From the publisher:
NEW YORK TIMES BESTSELLER • GOOD MORNING AMERICA BOOK CLUB PICK • A must-read debut! Meet Elizabeth Zott: a “formidable, unapologetic and inspiring” (PARADE) scientist in 1960s California whose career takes a detour when she becomes the unlikely star of a beloved TV cooking show in this novel that is “irresistible, satisfying and full of fuel. It reminds you that change takes time and always requires heat” (The New York Times Book Review).
“A unique heroine … you’ll find yourself wishing she wasn’t fictional.” —Seattle Times
Chemist Elizabeth Zott is not your average woman. In fact, Elizabeth Zott would be the first to point out that there is no such thing as an average woman. But it’s the early 1960s and her all-male team at Hastings Research Institute takes a very unscientific view of equality. Except for one: Calvin Evans; the lonely, brilliant, Nobel–prize nominated grudge-holder who falls in love with—of all things—her mind. True chemistry results.
But like science, life is unpredictable. Which is why a few years later Elizabeth Zott finds herself not only a single mother, but the reluctant star of America’s most beloved cooking show Supper at Six. Elizabeth’s unusual approach to cooking (“combine one tablespoon acetic acid with a pinch of sodium chloride”) proves revolutionary. But as her following grows, not everyone is happy. Because as it turns out, Elizabeth Zott isn’t just teaching women to cook. She’s daring them to change the status quo.
Laugh-out-loud funny, shrewdly observant, and studded with a dazzling cast of supporting characters, Lessons in Chemistry is as original and vibrant as its protagonist.
“Indefatigable and formidable, Elizabeth pushes the bounds of how women and their work are perceived in this thoroughly engaging debut novel.” —Booklisthttps://amzn.to/3AwuFw8
“[An] energetic debut…A more adorable plea for rationalism and gender equality would be hard to find.” —Kirkus (starred review)
This is a fantastic debut novel that got lost on my Kindle (it came out in April), so thanks, Judy, for reminding me about it!
Elizabeth Zott is a feminist icon – or should be, if fictional characters could be. She is a chemist in the late 1950s-early 1960s when a woman’s place was in the home – in the kitchen and the bedroom, really, but she has no interest in that sort of life. She is studying for her master’s degree when she is attacked by her professor. She manages to elude the rapist, but again, this time period allows for women who are raped to get victimized all over again by the police and the judicial system. She is forced to leave school and lands a job at a research facility.

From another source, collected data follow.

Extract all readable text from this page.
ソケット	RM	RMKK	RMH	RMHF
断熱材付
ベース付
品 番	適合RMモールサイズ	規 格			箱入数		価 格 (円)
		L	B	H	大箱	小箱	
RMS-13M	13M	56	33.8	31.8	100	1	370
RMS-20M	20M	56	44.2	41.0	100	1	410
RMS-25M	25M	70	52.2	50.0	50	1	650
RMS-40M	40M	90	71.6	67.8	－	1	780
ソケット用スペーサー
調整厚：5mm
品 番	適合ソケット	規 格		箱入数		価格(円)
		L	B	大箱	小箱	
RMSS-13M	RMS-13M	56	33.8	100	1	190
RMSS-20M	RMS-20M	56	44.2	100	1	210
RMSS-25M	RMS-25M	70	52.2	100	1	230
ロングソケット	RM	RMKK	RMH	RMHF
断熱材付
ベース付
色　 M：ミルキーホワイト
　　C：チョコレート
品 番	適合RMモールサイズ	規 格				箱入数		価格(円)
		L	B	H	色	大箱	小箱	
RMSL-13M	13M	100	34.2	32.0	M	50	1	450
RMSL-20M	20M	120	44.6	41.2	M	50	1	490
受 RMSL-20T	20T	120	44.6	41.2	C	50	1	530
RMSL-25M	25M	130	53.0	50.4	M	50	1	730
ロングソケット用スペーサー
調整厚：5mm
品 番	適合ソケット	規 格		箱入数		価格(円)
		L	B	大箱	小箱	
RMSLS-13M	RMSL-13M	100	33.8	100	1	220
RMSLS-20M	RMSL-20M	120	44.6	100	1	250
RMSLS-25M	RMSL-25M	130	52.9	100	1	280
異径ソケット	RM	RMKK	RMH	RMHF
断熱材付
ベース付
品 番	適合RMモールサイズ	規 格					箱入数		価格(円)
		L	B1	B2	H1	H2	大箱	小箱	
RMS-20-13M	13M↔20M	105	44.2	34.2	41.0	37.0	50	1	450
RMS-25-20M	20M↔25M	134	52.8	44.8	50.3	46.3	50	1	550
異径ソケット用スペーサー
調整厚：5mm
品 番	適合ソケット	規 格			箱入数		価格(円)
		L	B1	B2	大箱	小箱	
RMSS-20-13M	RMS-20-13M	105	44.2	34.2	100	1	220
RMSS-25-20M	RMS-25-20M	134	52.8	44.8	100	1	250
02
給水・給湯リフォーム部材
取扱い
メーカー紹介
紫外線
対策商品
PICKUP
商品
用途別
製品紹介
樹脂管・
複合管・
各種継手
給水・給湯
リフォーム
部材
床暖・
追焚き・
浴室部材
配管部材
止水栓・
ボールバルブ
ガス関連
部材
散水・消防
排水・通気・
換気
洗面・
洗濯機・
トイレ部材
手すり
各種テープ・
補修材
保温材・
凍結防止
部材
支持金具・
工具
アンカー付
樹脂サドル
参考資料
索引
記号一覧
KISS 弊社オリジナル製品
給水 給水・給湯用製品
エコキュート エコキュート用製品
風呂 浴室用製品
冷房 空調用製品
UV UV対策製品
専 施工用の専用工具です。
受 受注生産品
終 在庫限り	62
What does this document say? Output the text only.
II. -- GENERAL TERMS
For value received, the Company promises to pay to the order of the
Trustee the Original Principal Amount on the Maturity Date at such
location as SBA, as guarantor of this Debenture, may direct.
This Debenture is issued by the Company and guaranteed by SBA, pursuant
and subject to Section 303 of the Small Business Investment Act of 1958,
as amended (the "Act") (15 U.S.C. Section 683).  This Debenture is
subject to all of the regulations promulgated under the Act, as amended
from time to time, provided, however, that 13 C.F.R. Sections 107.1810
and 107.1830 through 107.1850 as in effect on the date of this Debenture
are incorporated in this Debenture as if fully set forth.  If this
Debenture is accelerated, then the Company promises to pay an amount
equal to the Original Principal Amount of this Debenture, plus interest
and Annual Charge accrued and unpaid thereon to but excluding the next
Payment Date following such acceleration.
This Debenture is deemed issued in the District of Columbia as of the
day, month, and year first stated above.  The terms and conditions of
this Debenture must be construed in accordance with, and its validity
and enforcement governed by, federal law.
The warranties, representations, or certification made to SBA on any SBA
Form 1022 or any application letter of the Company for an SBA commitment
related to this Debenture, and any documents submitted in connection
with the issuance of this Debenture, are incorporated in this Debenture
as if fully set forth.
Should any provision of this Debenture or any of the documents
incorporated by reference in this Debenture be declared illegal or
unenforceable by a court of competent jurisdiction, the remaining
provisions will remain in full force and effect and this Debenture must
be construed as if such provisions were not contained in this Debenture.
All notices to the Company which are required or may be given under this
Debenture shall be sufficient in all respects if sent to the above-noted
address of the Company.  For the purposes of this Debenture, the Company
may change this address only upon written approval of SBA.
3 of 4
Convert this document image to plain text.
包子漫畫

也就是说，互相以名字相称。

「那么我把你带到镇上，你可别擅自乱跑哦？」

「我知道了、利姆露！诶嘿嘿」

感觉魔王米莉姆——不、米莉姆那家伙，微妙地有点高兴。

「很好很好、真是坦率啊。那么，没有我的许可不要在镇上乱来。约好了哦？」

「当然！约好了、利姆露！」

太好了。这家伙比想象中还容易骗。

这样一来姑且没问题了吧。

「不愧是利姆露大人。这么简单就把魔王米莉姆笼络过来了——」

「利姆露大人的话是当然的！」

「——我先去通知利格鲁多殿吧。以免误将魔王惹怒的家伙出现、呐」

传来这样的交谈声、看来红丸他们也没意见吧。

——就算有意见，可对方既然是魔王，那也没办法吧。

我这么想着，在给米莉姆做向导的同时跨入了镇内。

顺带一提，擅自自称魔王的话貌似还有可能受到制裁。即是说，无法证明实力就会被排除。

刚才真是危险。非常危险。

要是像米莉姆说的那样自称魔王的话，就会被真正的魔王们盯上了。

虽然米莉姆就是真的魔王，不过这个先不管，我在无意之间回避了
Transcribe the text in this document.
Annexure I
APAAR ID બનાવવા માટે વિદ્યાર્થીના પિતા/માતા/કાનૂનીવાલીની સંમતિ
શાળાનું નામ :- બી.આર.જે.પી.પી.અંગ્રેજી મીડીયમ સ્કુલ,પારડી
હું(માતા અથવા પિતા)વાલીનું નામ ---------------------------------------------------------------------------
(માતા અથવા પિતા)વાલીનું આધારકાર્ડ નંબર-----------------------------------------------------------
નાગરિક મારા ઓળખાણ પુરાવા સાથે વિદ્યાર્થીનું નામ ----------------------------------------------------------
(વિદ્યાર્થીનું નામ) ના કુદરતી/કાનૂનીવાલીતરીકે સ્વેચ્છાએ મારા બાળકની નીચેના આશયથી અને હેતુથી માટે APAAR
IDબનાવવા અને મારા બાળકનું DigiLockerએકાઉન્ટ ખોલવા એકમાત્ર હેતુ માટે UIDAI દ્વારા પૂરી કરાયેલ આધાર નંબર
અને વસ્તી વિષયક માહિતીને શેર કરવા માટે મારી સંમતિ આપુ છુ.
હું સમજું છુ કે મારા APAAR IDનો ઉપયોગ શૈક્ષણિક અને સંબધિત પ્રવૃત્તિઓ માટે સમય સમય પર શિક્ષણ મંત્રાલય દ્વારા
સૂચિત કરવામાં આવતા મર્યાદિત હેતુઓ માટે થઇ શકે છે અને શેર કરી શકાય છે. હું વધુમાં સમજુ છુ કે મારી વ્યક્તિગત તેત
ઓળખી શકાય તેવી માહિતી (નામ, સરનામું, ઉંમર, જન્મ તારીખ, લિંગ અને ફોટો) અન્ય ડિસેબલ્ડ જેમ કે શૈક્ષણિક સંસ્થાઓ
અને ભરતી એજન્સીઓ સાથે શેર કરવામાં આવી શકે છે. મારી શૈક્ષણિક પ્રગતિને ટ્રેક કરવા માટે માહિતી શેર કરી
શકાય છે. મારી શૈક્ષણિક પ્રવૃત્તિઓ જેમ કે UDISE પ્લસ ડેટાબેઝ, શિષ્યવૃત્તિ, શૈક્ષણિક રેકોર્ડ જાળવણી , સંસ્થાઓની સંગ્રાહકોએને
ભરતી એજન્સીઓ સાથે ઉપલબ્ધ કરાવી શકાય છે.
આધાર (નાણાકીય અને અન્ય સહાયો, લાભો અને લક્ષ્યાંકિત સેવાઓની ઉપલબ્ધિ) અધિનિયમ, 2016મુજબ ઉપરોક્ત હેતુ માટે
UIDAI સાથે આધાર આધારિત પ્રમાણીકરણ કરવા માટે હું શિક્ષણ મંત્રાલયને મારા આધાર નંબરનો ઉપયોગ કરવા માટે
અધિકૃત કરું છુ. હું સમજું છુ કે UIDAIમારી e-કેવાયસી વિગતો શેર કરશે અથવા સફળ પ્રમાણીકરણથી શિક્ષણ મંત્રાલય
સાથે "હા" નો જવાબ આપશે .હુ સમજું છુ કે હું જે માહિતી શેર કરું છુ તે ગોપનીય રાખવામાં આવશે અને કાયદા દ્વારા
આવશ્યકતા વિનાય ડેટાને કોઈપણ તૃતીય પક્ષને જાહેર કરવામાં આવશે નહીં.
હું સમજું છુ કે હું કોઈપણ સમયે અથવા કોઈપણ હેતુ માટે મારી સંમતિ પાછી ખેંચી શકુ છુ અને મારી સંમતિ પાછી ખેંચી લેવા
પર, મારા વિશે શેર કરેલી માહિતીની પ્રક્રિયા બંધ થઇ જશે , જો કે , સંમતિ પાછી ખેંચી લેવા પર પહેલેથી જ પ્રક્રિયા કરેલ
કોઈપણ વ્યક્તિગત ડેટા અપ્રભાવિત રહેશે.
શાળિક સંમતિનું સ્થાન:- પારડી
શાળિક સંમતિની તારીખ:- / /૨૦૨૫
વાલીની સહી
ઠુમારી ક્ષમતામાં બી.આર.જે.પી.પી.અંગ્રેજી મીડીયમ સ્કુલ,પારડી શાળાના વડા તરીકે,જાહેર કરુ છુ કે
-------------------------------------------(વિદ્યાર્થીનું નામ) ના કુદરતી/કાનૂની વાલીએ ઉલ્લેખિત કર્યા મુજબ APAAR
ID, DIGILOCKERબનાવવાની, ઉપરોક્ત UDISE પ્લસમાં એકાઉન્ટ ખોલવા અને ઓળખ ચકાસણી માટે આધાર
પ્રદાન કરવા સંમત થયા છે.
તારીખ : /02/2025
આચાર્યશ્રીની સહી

Zott’s boss is a misogynistic slime ball who steals her research and constantly degrades her. But he needs her because her specific research is being funded and no one else can do it. The lab has its star chemist, Calvin, who has the reputation of being brilliant and aloof. Calvin and Elizabeth meet when she steals some of his beakers, as her lab is bereft of necessary supplies. They meet again when he vomits on her, a first for a “meet cute” for me. Calvin has had a tragic life that rivals even Elizabeth’s tragic life, and they fall in love. But she has no interest in marrying. Instead, they live together and are very happy. They adopt a rescue dog that turns out to be about as brilliant as his owners and is a marvelous character in his own right. Six-thirty is his name, and there are snippets of his thoughts throughout the book, reminding me a bit of one of my favorite books, Garth Stein’s Racing in the Rain.
Tragedy befalls the happy couple, and Elizabeth’s life takes a turn when she finds out she is pregnant. She has the baby and is learning to parent when a neighbor helps her out. Harriet becomes her closest friend and ally. Needing a job, Elizabeth agrees to host an afternoon TV show, a cooking show that she is turning into Chemistry 101. Her fanbase grows but the old lech who runs the station wants her to dress sexy and make cocktails. She sticks to her guns and her show is a huge success. Eventually, she finds her way back to chemistry, her first love.
Elizabeth is a quirky, strong character and her story is both hilarious and heartbreaking, yet ultimately inspiring. She truly is unforgettable, as is this novel, which will appear on my best books of the year list. Book groups will have much to discuss here. Don’t miss it!
8/2022 Stacy Alesi, AKA the BookBitch
LESSONS IN CHEMISTRY by Bonnie Garmus. Doubleday; First Edition (April 5, 2022). ISBN: 978-0385547345. 400p.